I’m not one to pass up a chance to dunk on BAYC. And, usually, they’ve lowered the basket enough for me to stand on my tippy toes and reach it. But for some reason, last weekend, those tacky, oligopolistic, quite possibly fascist bastards decided to alley-oop it to me themselves. It’s a bold strategy, guys, but I appreciate the assist.
On April 30, Yuga Labs — the company behind the Bored Ape Yacht Club and the brewing a16z web3 monopoly — dropped their latest NFT collection. It consisted of 55,000 ‘Otherdeeds’, aka parcels of land in a sandbox metaverse (read: rebranded MMORPG) they’re supposedly building called Otherside. Despite a 305 ApeCoin floor — almost $6,000 at the time of launch — the sale set a single day trading record on OpenSea, who totally coincidentally decided to accept Yuga’s native token hours in advance of the launch.
It also put the entire Ethereum blockchain in a cobra clutch, driving gas fees up as high as 5 ETH for a transaction, or over twice the cost of the actual NFTs. For reference, $320M was generated by the sale. $123M went to gas fees alone. Worse, because the highly-hyped release operated much the same as a Yeezy or Supreme drop, with whitelisted wallets essentially competing to check out the fastest, a significant portion of those fees were paid by buyers who didn’t even wind up with an NFT to their name. And those who did soon discovered all an Otherdeed actually is: yet another cripplingly expensive passcode to ‘participate in prototype builds, demos, and tests’ of a game with no user demand or clear reason for existing.
The extortionate gas fees, turns out, were totally avoidable — most smart contracts optimize for them. Yuga’s contract, on the Otherhand, appears almost purposefully inefficient. Which it may well have been, as the Ethereum crash was soon used by Yuga Labs to justify leaving the blockchain. (ApeCoin is an Ethereum sidechain, and all previous BAYC properties had been minted in ETH.) This move was described in a viral thread as ‘dark manipulation techniques’, and supposedly made the OP, Mark Beylin, ‘physically sick’ — although he’s an Ethereum developer, so take it with a copium hit. The point is, even among degens, the tide toward the bluest NFT chip out there is shifting. Didn’t see that one coming.
Nevertheless, the little inspirational quote attached to my DeTox tea bag is reminding me the essence of life is to communicate love.
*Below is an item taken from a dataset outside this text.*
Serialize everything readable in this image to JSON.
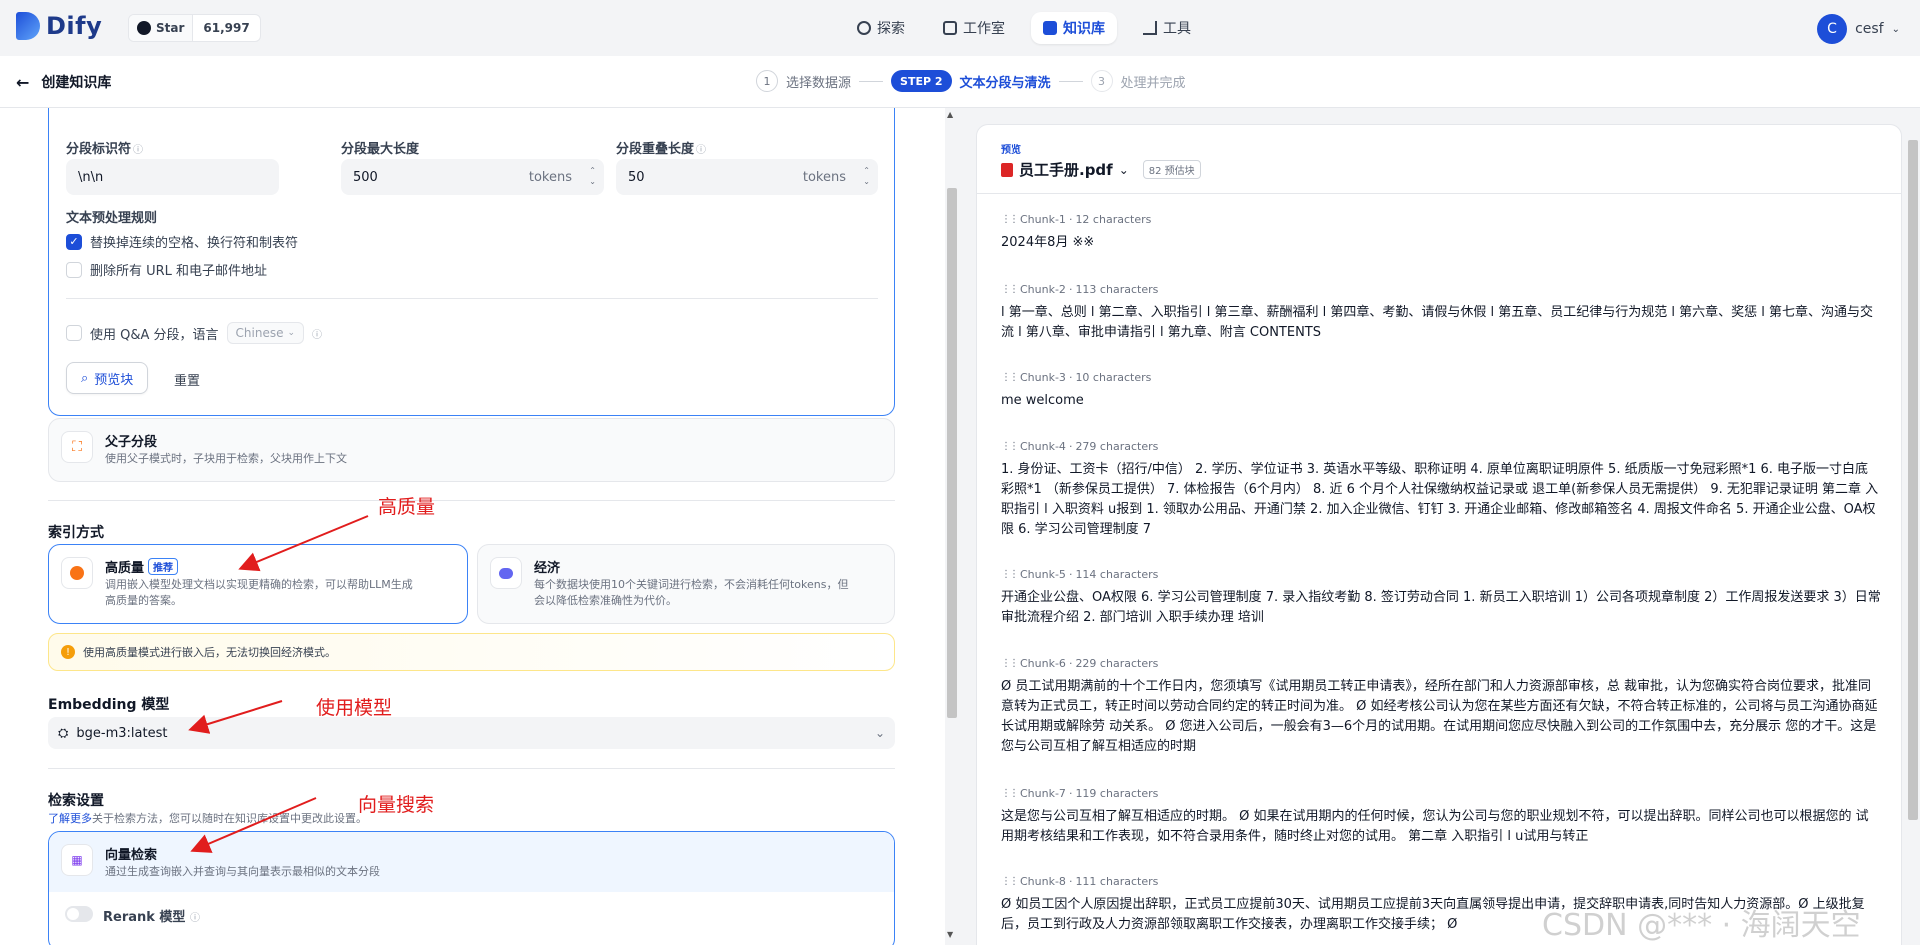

So, instead of ending on yet another eviscerating beatdown of my favorite horse corpse, I’ll go ahead and shine the spotlight on a take from friend of the newsletter @NFT_nom. Totally coincidentally, it just so happens to be another BAYC beatdown.
Nom pointed out to us that the Yuga Labs drop shafted buyers in more than just the smart contract. A closer reading of the Otherdeeds licenses reveals the IP rights of the NFTs don’t even go to the buyer — one of the only tangible perks of owning a Bored Ape, even if all to come of it so far is a yet-to-materialize Gorillaz knockoff and an ill-advised fast food franchise. The license is also wrought with under-edited risk aversion clauses (including one laughably outlawing a secondary market for the NFTs) and all around smacks of VC influence. Which is exactly the problem.
A handful of venture capitalists hold dominant shares in not only Yuga Labs, but the company developing Otherside, and OpenSea, as well. Despite the degen ideals lip serviced by Marc Andreessen, Guy Oseary, and friends, a VC-funded web3 will never materialize. The incentives don’t align. Blockchain technology cannot support mass adoption. Scalable Layer 1 solutions with production quality experiences built for the masses simply have yet to exist, and building them requires a high level of innovation and a lot of time. Meanwhile, the mindset in VC for the last 10 years has been to sell exciting ideas in slick packaging before you even know how to execute on them. This tends to mean releasing underdeveloped products capitalizing on current trends and designed to maximize return on investment. With the amount of money they have to throw around, any project the major firms invest in will dominate the discourse. And yet, said projects will almost certainly be centralized, half-baked, and all around a finger in the face of the web3-friendly consumers whose demand for decentralized innovation ironically drove VCs into the space in the first place.
In other words, late stage capitalism bad, Nazi con artists badder. What to do with this groundbreaking information? Nothing, really, aside from assuming the next Yuga Labs drop will be even more complex and inefficient, to distract from the fact that the $4B company has yet to deliver a product with any functional utility.
In the meantime, however, we’ll join @punk6529 in drawing a distinction between web3 and web2.5. (A term I’m pretty sure our own El Prof coined.) A genuinely decentralized web3 may be as far off as the flat Earth’s edge. But the centralized crypto solutions we’re already starting to see will, for better or worse, define the journey there. Whether we’re lemming marching to the promised land or world’s end remains to be seen. But, until then, boo ya H0Rs — welcome to the News2.5.